The table below shows performance of the model on the internal validation set consisting of 151 molecules. Predictions for 103 compounds (68.2% of the validation set) within Model Applicability Domain (indicated by Reliability Index (RI) value > 0.3) are highly accurate:

Predicted
True False Accuracy 91.3%
True 60 4 Sensitivity 93.4%
False 5 34 Specificity 87.2%
  • Only compounds within Applicability Domain (RI > 0.3) were considered in testing.

Model Trainability Demonstration

Distribution of Test Set compound by RI values of predictions after addition of different portions of PubChem data set to the Self-training Library
Distribution of Test Set compound by RI values of predictions after addition of different portions of PubChem data set to the Self-training Library

Trainability of the described predictive model of hERG inhibition was tested using an external data set derived from HTS fluorescence assay that has recently become available in the PubChem database. Validation procedure was performed as follows:

  • HTS fluorescence assay data for 1609 compounds were extracted from Pubchem database. Quantitative values provided in the PubChem database (PubChem scores - fluorescence increase over negative control compared to reference compound terfenadine) were converted to binary representation: compounds with Pubchem score > 40% were considered hERG inhibitors; those with Pubchem score from -20 to 20% - non-inhibitors.
  • Part of this external data library was reserved as a test set. The remaining data were added to the Selftraining

Library in three steps.

  • The resulting models containing different portions of HTS data were validated against the reserved test set.
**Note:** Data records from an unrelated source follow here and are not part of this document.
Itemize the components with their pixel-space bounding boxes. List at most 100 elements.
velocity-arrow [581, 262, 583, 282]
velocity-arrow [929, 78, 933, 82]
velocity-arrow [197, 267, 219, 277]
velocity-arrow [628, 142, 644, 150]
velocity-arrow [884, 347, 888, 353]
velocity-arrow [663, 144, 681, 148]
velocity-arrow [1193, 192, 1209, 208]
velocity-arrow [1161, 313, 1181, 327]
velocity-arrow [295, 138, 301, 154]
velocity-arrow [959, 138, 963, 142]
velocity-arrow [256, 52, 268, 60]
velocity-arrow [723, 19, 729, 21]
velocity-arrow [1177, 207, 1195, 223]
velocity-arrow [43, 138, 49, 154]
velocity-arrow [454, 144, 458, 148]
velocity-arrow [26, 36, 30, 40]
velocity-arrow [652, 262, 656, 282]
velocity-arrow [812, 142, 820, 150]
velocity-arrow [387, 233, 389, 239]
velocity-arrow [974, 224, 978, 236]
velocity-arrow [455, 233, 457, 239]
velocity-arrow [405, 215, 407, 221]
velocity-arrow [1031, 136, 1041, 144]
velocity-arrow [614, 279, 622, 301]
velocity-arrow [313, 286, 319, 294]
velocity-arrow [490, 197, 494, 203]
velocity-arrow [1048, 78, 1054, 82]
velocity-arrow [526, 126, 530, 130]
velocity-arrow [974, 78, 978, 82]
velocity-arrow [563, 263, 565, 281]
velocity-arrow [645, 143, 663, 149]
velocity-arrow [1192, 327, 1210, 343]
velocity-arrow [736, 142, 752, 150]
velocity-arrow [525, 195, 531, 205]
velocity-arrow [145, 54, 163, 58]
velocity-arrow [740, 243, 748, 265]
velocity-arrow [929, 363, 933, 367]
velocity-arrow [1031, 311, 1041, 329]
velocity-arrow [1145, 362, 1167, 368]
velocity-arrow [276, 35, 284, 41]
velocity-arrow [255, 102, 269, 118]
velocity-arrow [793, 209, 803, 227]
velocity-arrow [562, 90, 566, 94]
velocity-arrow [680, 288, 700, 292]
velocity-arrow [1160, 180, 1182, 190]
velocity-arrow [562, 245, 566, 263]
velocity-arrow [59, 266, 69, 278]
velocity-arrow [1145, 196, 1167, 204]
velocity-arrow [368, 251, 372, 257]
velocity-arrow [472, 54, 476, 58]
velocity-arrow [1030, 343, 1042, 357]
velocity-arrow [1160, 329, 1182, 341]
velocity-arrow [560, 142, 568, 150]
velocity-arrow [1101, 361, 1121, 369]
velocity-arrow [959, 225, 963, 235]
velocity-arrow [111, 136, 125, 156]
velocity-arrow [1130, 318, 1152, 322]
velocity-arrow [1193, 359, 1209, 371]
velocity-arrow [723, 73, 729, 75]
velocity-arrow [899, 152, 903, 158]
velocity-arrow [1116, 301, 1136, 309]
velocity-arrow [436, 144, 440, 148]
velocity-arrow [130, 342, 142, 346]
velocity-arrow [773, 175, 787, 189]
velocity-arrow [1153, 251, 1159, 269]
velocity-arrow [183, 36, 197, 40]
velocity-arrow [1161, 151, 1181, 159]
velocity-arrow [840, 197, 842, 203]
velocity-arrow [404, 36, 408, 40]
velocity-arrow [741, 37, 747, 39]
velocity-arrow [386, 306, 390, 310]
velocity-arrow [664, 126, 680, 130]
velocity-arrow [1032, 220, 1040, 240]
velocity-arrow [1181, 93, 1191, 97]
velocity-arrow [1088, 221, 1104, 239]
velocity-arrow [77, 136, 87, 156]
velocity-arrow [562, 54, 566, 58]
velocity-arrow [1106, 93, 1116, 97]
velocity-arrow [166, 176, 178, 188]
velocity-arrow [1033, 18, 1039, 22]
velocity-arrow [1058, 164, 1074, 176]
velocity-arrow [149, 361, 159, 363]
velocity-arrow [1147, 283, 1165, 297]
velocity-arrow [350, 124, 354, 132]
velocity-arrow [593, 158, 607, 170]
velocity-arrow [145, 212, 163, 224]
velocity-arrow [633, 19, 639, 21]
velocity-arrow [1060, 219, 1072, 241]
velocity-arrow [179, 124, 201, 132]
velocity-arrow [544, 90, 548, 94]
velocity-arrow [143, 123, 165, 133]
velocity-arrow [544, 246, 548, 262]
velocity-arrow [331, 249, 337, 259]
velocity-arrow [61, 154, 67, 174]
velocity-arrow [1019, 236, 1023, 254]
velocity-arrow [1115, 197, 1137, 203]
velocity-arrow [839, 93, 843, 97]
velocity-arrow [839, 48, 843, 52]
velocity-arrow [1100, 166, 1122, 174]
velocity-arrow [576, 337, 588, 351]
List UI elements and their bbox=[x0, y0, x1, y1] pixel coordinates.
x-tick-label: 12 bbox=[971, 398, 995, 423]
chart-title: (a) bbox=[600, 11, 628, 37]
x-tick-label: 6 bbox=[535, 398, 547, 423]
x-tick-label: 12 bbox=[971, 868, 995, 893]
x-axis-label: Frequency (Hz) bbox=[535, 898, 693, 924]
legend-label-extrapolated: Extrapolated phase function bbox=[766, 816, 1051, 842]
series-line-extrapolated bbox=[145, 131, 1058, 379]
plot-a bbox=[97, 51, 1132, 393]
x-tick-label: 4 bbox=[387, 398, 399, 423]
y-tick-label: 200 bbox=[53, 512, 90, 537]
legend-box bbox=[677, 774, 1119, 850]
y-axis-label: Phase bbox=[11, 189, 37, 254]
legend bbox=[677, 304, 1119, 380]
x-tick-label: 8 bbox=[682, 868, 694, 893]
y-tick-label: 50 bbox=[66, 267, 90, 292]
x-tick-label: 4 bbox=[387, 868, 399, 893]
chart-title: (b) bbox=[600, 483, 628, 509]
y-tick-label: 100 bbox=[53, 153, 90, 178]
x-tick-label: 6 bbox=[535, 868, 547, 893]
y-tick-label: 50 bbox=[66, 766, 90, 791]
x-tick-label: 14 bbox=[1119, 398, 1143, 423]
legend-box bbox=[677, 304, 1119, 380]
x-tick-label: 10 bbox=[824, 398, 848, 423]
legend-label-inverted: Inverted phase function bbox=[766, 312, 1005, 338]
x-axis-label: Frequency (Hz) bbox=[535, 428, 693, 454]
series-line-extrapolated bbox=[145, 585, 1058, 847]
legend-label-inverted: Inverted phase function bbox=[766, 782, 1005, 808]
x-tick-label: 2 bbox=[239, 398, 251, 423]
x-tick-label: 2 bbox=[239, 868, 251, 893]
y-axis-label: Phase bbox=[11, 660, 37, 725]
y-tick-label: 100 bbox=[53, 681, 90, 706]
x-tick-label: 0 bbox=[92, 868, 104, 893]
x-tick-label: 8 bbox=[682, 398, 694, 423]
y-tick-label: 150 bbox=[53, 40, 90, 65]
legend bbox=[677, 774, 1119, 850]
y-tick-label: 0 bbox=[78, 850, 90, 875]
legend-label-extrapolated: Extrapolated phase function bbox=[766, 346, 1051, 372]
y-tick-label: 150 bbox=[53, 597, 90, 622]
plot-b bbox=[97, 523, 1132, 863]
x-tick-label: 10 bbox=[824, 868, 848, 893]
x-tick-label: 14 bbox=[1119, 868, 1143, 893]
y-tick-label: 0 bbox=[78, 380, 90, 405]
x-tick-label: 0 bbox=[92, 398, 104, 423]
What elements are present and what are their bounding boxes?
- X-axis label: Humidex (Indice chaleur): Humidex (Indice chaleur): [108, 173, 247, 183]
When calculations for the test set are made using Built-in Self-training Library, predicted values for many compounds aremarked ‘Not reliable’ (i.e. fall outside of the Model Applicability Domain, red bars in the figure). However, as discussed above, prediction accuracy is still impressive if calculations of at least borderline reliability (RI ≥ 0.3) are considered. The key point is the appearance of a considerable number of moderate (RI ≥ 0.5) and high quality predictions (RI ≥ 0.7) when even a small part of external data set is added to the Self-training Library (green bars in the figure). The percentage of reliable predictions goes even higher with further expansion of the Library, while the same or better overall accuracy of calculations is maintained:

Reliability RI > 0.5 RI > 0.7
Library N Accuracy N Accuracy
Built-in 104 96.15% 6 83.33%
Built-in + 320 302 99.01% 150 99.33%
Built-in + 623 345 99.13% 177 99.48%
Built-in + 935 376 98.34% 192 99.48%

These results demonstrate the ability of our ‘Trainable model’ methodology to adapt the existing model to the particular chemical space represented by an external compound set. It is also obvious that our Training engine successfully corrects for the differences in experimental estimation when data from different assays are combined and therefore, is particularly suitable for analysis of ‘in-house’ data.